Print min/max/mean/var/scale of each feature profiled by get_raw_features
by default. If with_tensorboard set True, the histogram of each feature
will be shown in tensorboard, which is useful to see the data distribution.
If you want to get more info about features, you can define your custom
profile functions to process the results of get_raw_features.
- Parameters:
- prefixes – get features info by the prefix of qualified name
Default: tuple().
- types – get features info by module type. Default: tuple().
- device – model run on which device. Default: None
- preserve_int – if True, record each op result in int type.
Default: False
- use_class_name – if True, record class name not class type.
Default: False
- skip_identity – if True, will not record the result of Identity module.
Default: False
- with_tensorboard – whether to use tensorboard. Default: False
- tensorboard_dir – tensorboard log file path. Default: None
- print_per_channel_scale – whether to print per channel scales.
Default: False
- show_per_channel – show each featuremap in per channel ways
in tensorboard. Default: False
- out_dir – path to save the result txt and picture. If None, will save in
the current directory. Default: None
- file_name – result file name. If None, will save result and fig with
name ‘statistic’.(statistic.txt and statistic.html). Default: None
- profile_func (callable , None) – you custom featuremap profiler function.
Default: None
- Returns:
A List of list. Each list is each layer statistic in format
[index, module name, module type, attr, min, max, mean, var, scale]

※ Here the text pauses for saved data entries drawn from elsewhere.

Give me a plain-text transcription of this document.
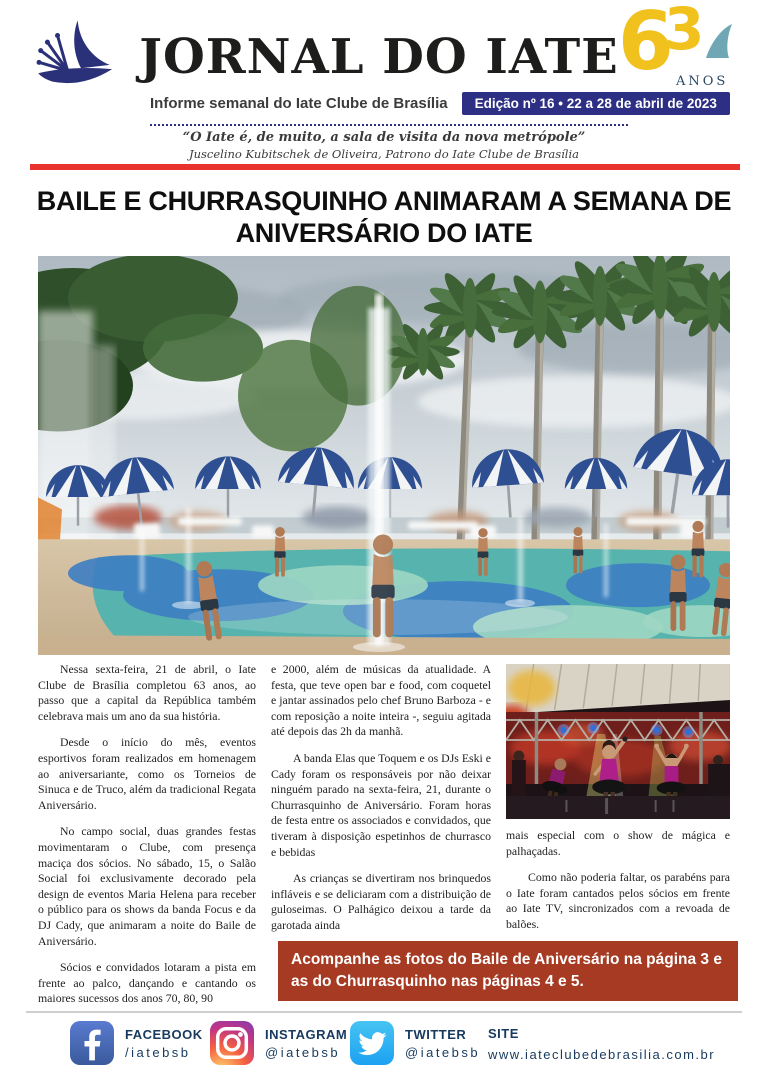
JORNAL DO IATE 6
3
ANOS
Informe semanal do Iate Clube de Brasília	Edição nº 16 • 22 a 28 de abril de 2023
“O Iate é, de muito, a sala de visita da nova metrópole”
Juscelino Kubitschek de Oliveira, Patrono do Iate Clube de Brasília
BAILE E CHURRASQUINHO ANIMARAM A SEMANA DE ANIVERSÁRIO DO IATE

Nessa sexta-feira, 21 de abril, o Iate Clube de Brasília completou 63 anos, ao passo que a capital da República também celebrava mais um ano da sua história.

Desde o início do mês, eventos esportivos foram realizados em homenagem ao aniversariante, como os Torneios de Sinuca e de Truco, além da tradicional Regata Aniversário.

No campo social, duas grandes festas movimentaram o Clube, com presença maciça dos sócios. No sábado, 15, o Salão Social foi exclusivamente decorado pela design de eventos Maria Helena para receber o público para os shows da banda Focus e da DJ Cady, que animaram a noite do Baile de Aniversário.

Sócios e convidados lotaram a pista em frente ao palco, dançando e cantando os maiores sucessos dos anos 70, 80, 90

e 2000, além de músicas da atualidade. A festa, que teve open bar e food, com coquetel e jantar assinados pelo chef Bruno Barboza - e com reposição a noite inteira -, seguiu agitada até depois das 2h da manhã.

A banda Elas que Toquem e os DJs Eski e Cady foram os responsáveis por não deixar ninguém parado na sexta-feira, 21, durante o Churrasquinho de Aniversário. Foram horas de festa entre os associados e convidados, que tiveram à disposição espetinhos de churrasco e bebidas

As crianças se divertiram nos brinquedos infláveis e se deliciaram com a distribuição de guloseimas. O Palhágico deixou a tarde da garotada ainda

mais especial com o show de mágica e palhaçadas.

Como não poderia faltar, os parabéns para o Iate foram cantados pelos sócios em frente ao Iate TV, sincronizados com a revoada de balões.

Acompanhe as fotos do Baile de Aniversário na página 3 e as do Churrasquinho nas páginas 4 e 5.
FACEBOOK
/iatebsb
INSTAGRAM
@iatebsb
TWITTER
@iatebsb
SITE
www.iateclubedebrasilia.com.br
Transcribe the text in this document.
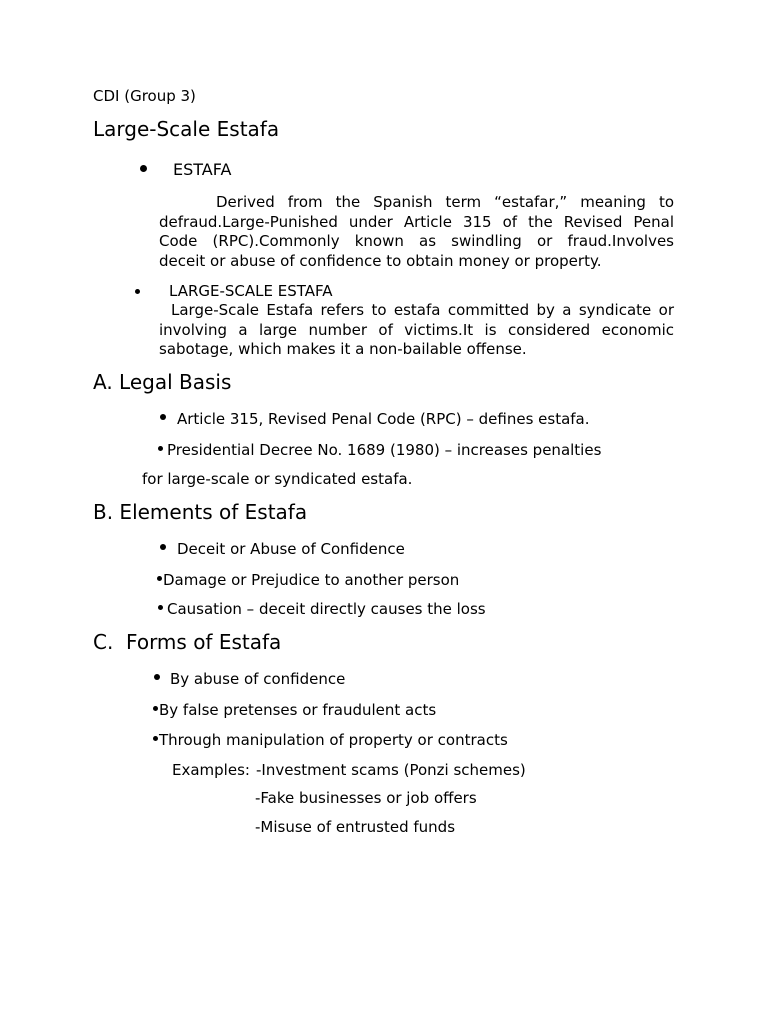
CDI (Group 3)
Large-Scale Estafa
ESTAFA
Derived from the Spanish term “estafar,” meaning to
defraud.Large-Punished under Article 315 of the Revised Penal
Code (RPC).Commonly known as swindling or fraud.Involves
deceit or abuse of confidence to obtain money or property.
LARGE-SCALE ESTAFA
Large-Scale Estafa refers to estafa committed by a syndicate or
involving a large number of victims.It is considered economic
sabotage, which makes it a non-bailable offense.
A. Legal Basis
Article 315, Revised Penal Code (RPC) – defines estafa.
Presidential Decree No. 1689 (1980) – increases penalties
for large-scale or syndicated estafa.
B. Elements of Estafa
Deceit or Abuse of Confidence
Damage or Prejudice to another person
Causation – deceit directly causes the loss
C.  Forms of Estafa
By abuse of confidence
By false pretenses or fraudulent acts
Through manipulation of property or contracts
Examples: -Investment scams (Ponzi schemes)
-Fake businesses or job offers
-Misuse of entrusted funds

class hat.profiler.quant_analysis.QuantAnalysis(model: Module, baseline_model_convert_pipeline, analysis_model_convert_pipeline, analysis_model_type, out_dir, post_process=None, dataloader=None, batch_transforms=None, num_steps=None, device_id=None, bad_case_input=None, analysis_pipeline=None)
Quantization models precision analysis.
This class helps analyze quantization precision errors between two models.
- Parameters:
- model – origin float model
- baseline_model_convert_pipeline – baseline model convert pipeline
- analysis_model_convert_pipeline – analysis model convert pipeline
- analysis_model_type – the low precision model type. Support two types:
- "fake_quant" ( -) – the analysis_model can be calibration/qat model
and the baseline_model can be float model or a int8/16 mixed
qconfig model with good precision.
- "quantized" ( -) – the analysis_model must be quantized model and the
baseline_model must be calibration/qat model.
- out_dir – path to save advisor and comparsion result.
- post_process – post process function which performs on model output.
- data_generator – input dataloader or a custom iterable object. It
must generate a data each iteration. Example:
- dataloader ( - torch) – data_generator = torch.utils.data.DataLoader()
- generator ( - a custom) – data_generator = [x for x in [1, 2, 3]]
- batch_transforms – batch transforms
- num_steps – num of steps to find bad case
- device_id – device id
- bad_case_input – manually set bad case. If set, will skip auto find
bad case process.
- analysis_pipeline – analysis pipeline. It is a list of analysis
operations to do. If None, will do default analysis pipelines.